The me-made lingerie world has changed significantly the past few years. With more modern silhouettes available – Watson, Malborough – many sewers including myself are considering their bras and undies as much as tees, skirts, dresses and jeans when creating their self-stitched wardrobe.
I’ve been asking myself two questions lately. One is why? Two years ago, I wouldn’t want to make a bra. I was thinking of the next dress to make! Maybe a part of me felt shy, especially if it came up in a conversation with a man? Now, I tell people I make my own lingerie with nonchalace.
Unlike a necklace or a bracelet, lingerie is a necessity for most women. Any lady with a decent size chest wears a bra. And unless you’re going commando for whatever reason, undies are also a must.
Then, there are technological advances. While lingerie doesn’t resemble what it was in the 1950s, spandex is the same technology it was when it was invented. But what is different now is that it’s readily available to home seamstresses. The same goes for lingerie notions. Yes, the initial hunt to find good quality elastic and other trimming is intimating and frustrating, but once you find vendors you like, sourcing is not hard. It gets even easier when you start dyeing.
Okay, so necessity and fabric availability are to blame. What else?
Men? No conversation about lingerie can leave out men! I’m single; would I be as intrigued by lingerie if I had a boyfriend, fiance or husband? Would I pose in me me-made lingerie if I was taken? I don’t know. While I’m not naive enough to think that men wouldn’t be partly to blame, I don’t believe they are fully to blame. Why? Because lingerie is much more personal to me. I may think, “Will he like it?”, “What does he think?”, blah, blah, blah… but in the end, I (try) to put myself first. If the pair of underwear I made gives me a constant wedgie, I ain’t wearing it, no matter how pretty it is!
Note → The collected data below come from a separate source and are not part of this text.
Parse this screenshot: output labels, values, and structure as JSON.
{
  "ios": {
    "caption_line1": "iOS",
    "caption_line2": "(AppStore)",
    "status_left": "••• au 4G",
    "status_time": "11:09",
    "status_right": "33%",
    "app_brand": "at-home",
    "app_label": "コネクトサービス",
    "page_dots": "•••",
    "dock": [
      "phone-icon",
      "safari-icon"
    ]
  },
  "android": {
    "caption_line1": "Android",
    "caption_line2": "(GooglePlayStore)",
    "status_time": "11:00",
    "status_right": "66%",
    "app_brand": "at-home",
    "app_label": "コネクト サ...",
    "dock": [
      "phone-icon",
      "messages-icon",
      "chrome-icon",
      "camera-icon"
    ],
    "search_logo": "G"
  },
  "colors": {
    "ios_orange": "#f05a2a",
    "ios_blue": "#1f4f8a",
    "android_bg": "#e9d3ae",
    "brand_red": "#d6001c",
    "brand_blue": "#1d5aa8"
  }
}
I believe all of the above have influenced my journey, but I also believe there is something bigger driving it all – my thirst to learn more. I don’t want to be stagnant, so I dreamt the unimaginable and then invested in research to make it a reality. I never thought I’d make a bra because a part of me didn’t think I could. I sewed bras as a challenge. I sucked at first, but I slowly became better. That was two years ago and today, I consider myself only at an intermediate level bra maker. I’m thirsty, I want more and I will strive for more.
Those are my thoughts lately. Nothing definitely, just ruminations from an aspiring bra maker.
If you recently started making bras, my question to you is why?